By Meghan Coppinger
People can sell clothes, food and cars …Why not votes?
A lesson on the legalization of voting markets was given by a College philosophy professor at the last politics forum of the semester on Thursday, Nov. 17.
Associate Professor James Stacey Taylor challenged the illegal concept of candidates “buying” support from voters in an election.
“How many vote to influence the outcomes of an election?” Taylor asked the audience.
“Poor, misguided people,” he said to the students who raised their hands in response.
Taylor believes that the vote of an individual person is very unlikely to influence the final outcome of an election, and therefore people don’t gain anything from voting, he said.
However, the professor gave his audience a new idea: People would gain something through voting if candidates were allowed to purchase votes.
When asked if this was a good idea, not one audience member raised a hand.
“Most people would be made better off,” Taylor said of the idea of buying and selling votes.
Markets in voting do not exist at this time, but people would be more likely to vote for a particular person if money was an incentive, he said.
Taylor then asked audience members if they would be willing to vote for a party with unconventional ideas, such as the Neo-Nazi party, if the candidates were willing to pay voters more money than Republicans and Democrats.
The audience responded that they would not because of their unpopular values.
Taylor said he believed the audience had responded like most people would. According to Taylor, voters would consider the values of political parties offering lower amounts of money to pay voters. People will look at the price and policies, he noted.
“You won’t sell your vote to the party offering the highest price,” Taylor said.

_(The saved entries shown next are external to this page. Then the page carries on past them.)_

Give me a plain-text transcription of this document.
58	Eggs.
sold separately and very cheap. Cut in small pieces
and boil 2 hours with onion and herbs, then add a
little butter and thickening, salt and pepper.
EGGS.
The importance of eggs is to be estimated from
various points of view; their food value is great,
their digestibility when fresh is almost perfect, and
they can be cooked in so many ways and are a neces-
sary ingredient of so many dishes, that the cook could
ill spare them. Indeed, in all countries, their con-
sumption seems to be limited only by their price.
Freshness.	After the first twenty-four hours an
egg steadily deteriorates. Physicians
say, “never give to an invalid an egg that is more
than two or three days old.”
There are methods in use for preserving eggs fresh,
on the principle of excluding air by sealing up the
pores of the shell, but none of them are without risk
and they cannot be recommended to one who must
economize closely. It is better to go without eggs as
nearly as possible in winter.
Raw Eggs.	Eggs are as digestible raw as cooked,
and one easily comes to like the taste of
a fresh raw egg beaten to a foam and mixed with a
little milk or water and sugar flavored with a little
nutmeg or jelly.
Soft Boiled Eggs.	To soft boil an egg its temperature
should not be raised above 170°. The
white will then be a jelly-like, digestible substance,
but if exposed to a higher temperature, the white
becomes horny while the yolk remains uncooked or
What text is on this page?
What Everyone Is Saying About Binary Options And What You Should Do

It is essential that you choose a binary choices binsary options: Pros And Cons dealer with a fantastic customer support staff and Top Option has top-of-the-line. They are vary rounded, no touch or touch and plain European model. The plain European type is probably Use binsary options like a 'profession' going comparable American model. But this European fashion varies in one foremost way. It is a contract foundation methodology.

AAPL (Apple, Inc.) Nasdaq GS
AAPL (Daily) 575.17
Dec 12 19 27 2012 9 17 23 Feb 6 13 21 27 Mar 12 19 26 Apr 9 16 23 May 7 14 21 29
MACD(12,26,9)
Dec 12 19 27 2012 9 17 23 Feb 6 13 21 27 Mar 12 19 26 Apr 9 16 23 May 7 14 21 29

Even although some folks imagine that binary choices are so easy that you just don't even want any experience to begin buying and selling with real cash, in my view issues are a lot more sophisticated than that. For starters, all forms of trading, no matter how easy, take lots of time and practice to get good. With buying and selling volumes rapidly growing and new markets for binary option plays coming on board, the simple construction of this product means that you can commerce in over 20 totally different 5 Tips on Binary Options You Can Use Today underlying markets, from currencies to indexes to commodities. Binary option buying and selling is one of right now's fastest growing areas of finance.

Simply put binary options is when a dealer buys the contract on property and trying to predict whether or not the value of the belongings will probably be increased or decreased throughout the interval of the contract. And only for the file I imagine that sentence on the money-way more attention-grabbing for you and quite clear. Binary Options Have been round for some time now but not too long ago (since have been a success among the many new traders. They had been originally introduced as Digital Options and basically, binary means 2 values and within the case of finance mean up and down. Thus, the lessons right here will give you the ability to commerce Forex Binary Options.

With this agreement, voters would still be paid to vote for candidates with similar values, and the candidates would receive votes to win, according to Taylor. Therefore, everyone is satisfied.
“It’s a beautiful situation,” he said.
If markets, such as voting markets, are banned, people do not have access to options they might wish to pursue, Taylor said.
Voters would rather have a small amount of financially and politically beneficial choices, he said, than have a large amount of choices from which they do not receive anything.
“I think we’re in the worst of all possible worlds,” Taylor said. “We have a coercive government and no markets in votes. … The best option would be to have no markets in votes, but we get rid of governments.”
“It was eye-opening,” sophomore Steve Campeau said following the lecture. “I thought this was very interesting. He made a great point.”